22. In this context also the decision of the Madhya Pradesh High Court in CIT v. State Bank of Indore [1988] 172 ITR 24, has observed that under the bill rediscounting scheme, when the bills were re-discounted by the assessee-bank, there was an overriding title of the Industrial Development Bank of India and thereunder the assessee has to part with a portion of the discounting charges. It is held that the amounts payable to the Industrial Development Bank of India could never be held to be exigible to tax under the Interest-tax Act. The Tribunal has relied on the same decision. The Madhya Pradesh High Court has, in turn, sought reliance from the decision of the Calcutta Bench of the Tribunal. It is not necessary, in view of the considered decision of the Madhya Pradesh High Court, as pointed out above.
23. To the same effect, learned senior tax counsel placed before us the decision of the Karnataka High Court in CIT v. Canara Bank [1989] 175 ITR 601, to take the view that the rediscounting of the bills by the assessee-bank with the Industrial Development bank of India cannot be considered as a separate transaction because the assessee-bank had to pay it to the Industrial Development Bank of India in accordance with the scheme. We have seen the scheme ourselves along with the factual matrix of the proceeding before us. We find that the amount of interest represents the aspect of rediscounting and, therefore, cannot form part of the interest income of the assessee as chargeable under the provisions of the Interest-tax Act, 1974.
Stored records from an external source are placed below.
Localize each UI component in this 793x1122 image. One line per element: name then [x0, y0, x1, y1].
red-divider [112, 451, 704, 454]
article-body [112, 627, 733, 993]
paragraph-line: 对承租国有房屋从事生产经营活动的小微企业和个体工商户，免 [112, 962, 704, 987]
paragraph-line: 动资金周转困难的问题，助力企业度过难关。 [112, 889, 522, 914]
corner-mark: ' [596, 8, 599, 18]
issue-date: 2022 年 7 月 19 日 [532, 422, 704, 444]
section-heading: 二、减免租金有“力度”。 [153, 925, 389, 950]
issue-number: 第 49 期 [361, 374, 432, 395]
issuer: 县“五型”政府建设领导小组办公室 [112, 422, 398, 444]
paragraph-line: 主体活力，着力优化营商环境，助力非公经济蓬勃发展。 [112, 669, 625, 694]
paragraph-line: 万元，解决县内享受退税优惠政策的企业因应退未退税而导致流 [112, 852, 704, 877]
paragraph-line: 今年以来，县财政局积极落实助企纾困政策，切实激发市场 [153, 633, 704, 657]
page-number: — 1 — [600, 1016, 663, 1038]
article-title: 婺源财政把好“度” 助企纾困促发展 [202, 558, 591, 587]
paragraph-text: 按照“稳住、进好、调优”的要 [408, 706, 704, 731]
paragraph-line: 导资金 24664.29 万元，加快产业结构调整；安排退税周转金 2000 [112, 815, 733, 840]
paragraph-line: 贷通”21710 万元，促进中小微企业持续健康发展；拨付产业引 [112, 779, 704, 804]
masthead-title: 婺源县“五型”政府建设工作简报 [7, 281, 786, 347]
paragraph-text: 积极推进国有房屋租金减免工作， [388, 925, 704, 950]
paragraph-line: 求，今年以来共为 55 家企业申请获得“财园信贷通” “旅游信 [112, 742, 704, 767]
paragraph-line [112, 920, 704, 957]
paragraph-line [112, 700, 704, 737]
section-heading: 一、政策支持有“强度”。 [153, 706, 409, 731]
24. In view of the above position even question No. 2 would get answered in the affirmative, against the Revenue and in favour of the assessee.
25. For the above reasons the two questions are answered in the affirmative, i.e., against the Revenue and in favour of the assessee.
26. A copy of this judgment under the seal of the court and the signature of the Registrar shall be forwarded to the Income-tax Appellate Tribunal, Cochin Bench.